Shi Lu, Zhou Shan-Shan, Chen Wan-Bo, Xu Lei
Hubei University of Chinese Medicine, Ministry of Education Key Laboratory of Traditional Chinese Medicine Resources and Compounds, Wuhan, Hubei 430065, P.R. China.
Guangzhou University of Chinese Medicine, The First Clinical Medical College of Guangzhou University of TCM, Guangzhou, Guangdong 510405, P.R. China.
Exp Ther Med. 2017 Jun;13(6):3116-3122. doi: 10.3892/etm.2017.4314. Epub 2017 Apr 6.
Hepatocellular carcinoma (HCC) is the second leading cause of cancer mortality in China and the third leading cause of cancer mortality worldwide. The mechanisms involved in the development and progression of HCC are not well understood. In the present study, the functions of endothelin-1 (ET-1) in HCC were studied and its underlying mechanisms were investigated. ET-1, B-cell lymphoma 2 (Bcl-2), Bcl-2 related protein 4 (Bax), matrix metalloproteinase (MMP)-2 and MMP-9 expression was measured by reverse transcription-quantitative polymerase chain reaction and western blotting. Cell proliferation was measured via Cell Counting kit-8 assay. Flow cytometry was performed for cell cycle and apoptosis analysis. Migration was measured via Transwell assay. The results demonstrated that ET-1 expression significantly increased in HCC tissues compared with the normal tissues of patients in The Cancer Genome Atlas dataset (P<0.01). Furthermore, downregulation of ET-1 was able to significantly inhibit cell proliferation and growth (P<0.01) and (P<0.01), and induce cell cycle arrest (P<0.05) and apoptosis (P<0.01) in the HCC SMMC-7721 cell line. Bioinformatics analysis demonstrated that the cell apoptosis signaling pathway was activated by ET-1. The ratio of B-cell lymphoma (Bcl-2) -related protein 4 (Bax)/Bcl-2 was significantly increased by downregulation of ET-1 (P<0.01). ET-1 downregulation also inhibited migration of SMMC-7721 cells (P<0.05) via decreasing levels of matrix metalloproteinase (MMP) -2 (P<0.05) and MMP-9 (P>0.05). These results suggest that ET-1 may be able to affect the apoptosis and migration of HCC cells via modulation of the Bax/Bcl-2 ratio and expression levels of MMP-2 and MMP-9, which indicates that ET-1 maybe a potential novel target for HCC treatment.

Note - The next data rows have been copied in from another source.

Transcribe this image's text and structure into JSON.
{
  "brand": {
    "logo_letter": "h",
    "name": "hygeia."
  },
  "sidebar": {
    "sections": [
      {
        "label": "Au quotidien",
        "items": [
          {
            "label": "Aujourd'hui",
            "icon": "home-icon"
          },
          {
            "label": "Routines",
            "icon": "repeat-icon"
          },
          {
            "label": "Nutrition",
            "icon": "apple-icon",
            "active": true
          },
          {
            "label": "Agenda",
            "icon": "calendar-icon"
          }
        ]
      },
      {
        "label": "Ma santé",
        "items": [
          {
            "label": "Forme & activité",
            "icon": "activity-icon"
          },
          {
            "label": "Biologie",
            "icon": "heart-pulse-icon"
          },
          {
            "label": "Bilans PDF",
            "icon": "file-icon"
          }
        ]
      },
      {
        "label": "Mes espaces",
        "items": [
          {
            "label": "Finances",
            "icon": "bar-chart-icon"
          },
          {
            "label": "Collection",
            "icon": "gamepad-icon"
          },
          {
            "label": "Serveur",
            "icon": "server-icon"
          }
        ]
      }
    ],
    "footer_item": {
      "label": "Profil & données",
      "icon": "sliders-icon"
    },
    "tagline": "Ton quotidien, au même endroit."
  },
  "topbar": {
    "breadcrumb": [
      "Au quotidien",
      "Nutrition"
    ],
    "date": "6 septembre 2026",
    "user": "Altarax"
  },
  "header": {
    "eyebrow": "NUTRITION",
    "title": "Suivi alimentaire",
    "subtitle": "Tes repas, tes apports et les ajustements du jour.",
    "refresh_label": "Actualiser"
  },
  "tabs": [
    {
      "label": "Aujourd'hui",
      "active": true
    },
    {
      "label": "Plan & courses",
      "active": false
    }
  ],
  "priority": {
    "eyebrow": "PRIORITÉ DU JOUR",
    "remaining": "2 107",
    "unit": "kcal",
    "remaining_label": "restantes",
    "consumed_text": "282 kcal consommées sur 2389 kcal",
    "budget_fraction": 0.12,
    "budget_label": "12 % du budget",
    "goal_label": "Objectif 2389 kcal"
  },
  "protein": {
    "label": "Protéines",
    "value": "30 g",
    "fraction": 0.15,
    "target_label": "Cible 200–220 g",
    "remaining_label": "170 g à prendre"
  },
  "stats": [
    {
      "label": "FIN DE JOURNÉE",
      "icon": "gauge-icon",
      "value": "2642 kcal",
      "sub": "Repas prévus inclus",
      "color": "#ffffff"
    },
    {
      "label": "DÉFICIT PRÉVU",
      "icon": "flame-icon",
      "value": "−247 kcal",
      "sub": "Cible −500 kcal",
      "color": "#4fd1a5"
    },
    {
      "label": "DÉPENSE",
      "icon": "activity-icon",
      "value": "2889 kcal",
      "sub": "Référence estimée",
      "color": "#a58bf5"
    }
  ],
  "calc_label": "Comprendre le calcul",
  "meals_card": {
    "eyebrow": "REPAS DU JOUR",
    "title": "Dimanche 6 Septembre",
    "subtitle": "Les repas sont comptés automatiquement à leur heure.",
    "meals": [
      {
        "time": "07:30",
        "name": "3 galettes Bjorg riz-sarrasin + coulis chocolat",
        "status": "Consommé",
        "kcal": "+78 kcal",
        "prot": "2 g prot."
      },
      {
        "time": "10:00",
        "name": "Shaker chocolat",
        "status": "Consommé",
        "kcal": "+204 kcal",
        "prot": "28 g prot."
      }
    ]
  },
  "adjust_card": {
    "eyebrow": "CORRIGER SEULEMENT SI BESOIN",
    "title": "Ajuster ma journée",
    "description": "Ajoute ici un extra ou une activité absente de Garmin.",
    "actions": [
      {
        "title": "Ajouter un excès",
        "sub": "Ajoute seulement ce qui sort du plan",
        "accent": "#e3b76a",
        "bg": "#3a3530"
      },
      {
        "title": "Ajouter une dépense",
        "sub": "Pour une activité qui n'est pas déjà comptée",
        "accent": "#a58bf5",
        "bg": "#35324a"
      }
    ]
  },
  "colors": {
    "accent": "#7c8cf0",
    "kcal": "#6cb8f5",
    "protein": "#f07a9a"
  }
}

肝细胞癌(HCC)是中国癌症死亡的第二大原因,也是全球癌症死亡的第三大原因。HCC发生和发展所涉及的机制尚未完全明确。在本研究中,对内皮素-1(ET-1)在HCC中的功能进行了研究,并探究了其潜在机制。通过逆转录-定量聚合酶链反应和蛋白质印迹法检测ET-1、B细胞淋巴瘤2(Bcl-2)、Bcl-2相关蛋白4(Bax)、基质金属蛋白酶(MMP)-2和MMP-9的表达。通过细胞计数试剂盒-8法检测细胞增殖。进行流式细胞术分析细胞周期和凋亡。通过Transwell法检测迁移。结果表明,与癌症基因组图谱数据集中患者的正常组织相比,HCC组织中ET-1表达显著增加(P<0.01)。此外,ET-1的下调能够显著抑制HCC SMMC-7721细胞系中的细胞增殖和生长(P<0.01),并诱导细胞周期停滞(P<0.05)和凋亡(P<0.01)。生物信息学分析表明,细胞凋亡信号通路被ET-1激活。ET-1的下调显著增加了B细胞淋巴瘤(Bcl-2)相关蛋白4(Bax)/Bcl-2的比值(P<0.01)。ET-1的下调还通过降低基质金属蛋白酶(MMP)-2(P<0.05)和MMP-9(P>0.05)的水平抑制了SMMC-7721细胞的迁移(P<0.05)。这些结果表明,ET-1可能通过调节Bax/Bcl-2比值以及MMP-2和MMP-9的表达水平来影响HCC细胞的凋亡和迁移,这表明ET-1可能是HCC治疗的一个潜在新靶点。